Anticipating the NYT attack, Alexander shutdown Slate Star Codex, ending with an explanation of what was happening and why. Fortunately the archive of his earlier pieces is still in place. Classical Liberals, Libertarians, Independent Thinkers and everyone devoted to freedom of speech was outraged but with not much to do as the NYT had yet to print their expose.
And then everything went quiet for about a year.
Finally, this past week, the NYT got around to publishing their anemic attack which comes across as a mean-girl screed rather than a journalistic piece by a sentient person, Silicon Valley’s Safe Space by Cade Metz. As a long time reader of Slate Star Codex, there is little linkage between its reality and the descriptions ascribed to it by Cade Metz.
It does not warrant fisking, though many others have done so since the NYT came out of the closet with this politics-of-personal destruction attack on an individual. Examples are here, here, here, here, here, here, and here. And there are many more.

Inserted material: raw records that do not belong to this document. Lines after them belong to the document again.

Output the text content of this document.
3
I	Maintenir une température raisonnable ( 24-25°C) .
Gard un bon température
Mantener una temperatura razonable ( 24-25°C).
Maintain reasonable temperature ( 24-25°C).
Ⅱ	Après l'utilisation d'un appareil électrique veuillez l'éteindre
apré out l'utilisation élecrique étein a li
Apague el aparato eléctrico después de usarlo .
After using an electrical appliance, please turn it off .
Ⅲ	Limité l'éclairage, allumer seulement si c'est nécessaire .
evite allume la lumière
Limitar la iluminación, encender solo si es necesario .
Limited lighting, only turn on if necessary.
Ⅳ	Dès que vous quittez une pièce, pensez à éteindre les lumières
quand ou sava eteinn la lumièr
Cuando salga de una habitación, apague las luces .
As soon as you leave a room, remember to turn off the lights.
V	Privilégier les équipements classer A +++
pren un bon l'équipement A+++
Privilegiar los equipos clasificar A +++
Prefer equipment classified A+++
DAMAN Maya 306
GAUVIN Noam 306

Scott Alexander's response is Statement on New York Times Article.
There is a remaining perplexity. It is clear that the NYT and Metz don't understand what they are writing about and it is clear that there was some purpose in mind when they launched this crusade against a free speech community committed to intellectual debate. But what was that intent?
Quillette probably puts it best.
The true significance of Scott Alexander is less in what he writes, than in his whole approach to writing—and not (or at least not only) because Alexander has a particular gift, but because he has chosen to wield that gift in furtherance of Truth. To notice the specifically weird things Alexander or other Rationalists sometimes say is to miss the underlying message that in their company, the Overton window is open. Speech is free. Respectful, authentic pursuit of the truth is permitted no matter where it leads, and no one will be punished for being wrong. Bad thinking will be corrected, if possible, not with ridicule or other rhetorical pressure to conform, but with good thinking. Rationalists, in short, are a group of people who picked up the liberal, academic, philosophical traditions of Western civilization when institutions like the New York Times decided to abandon them.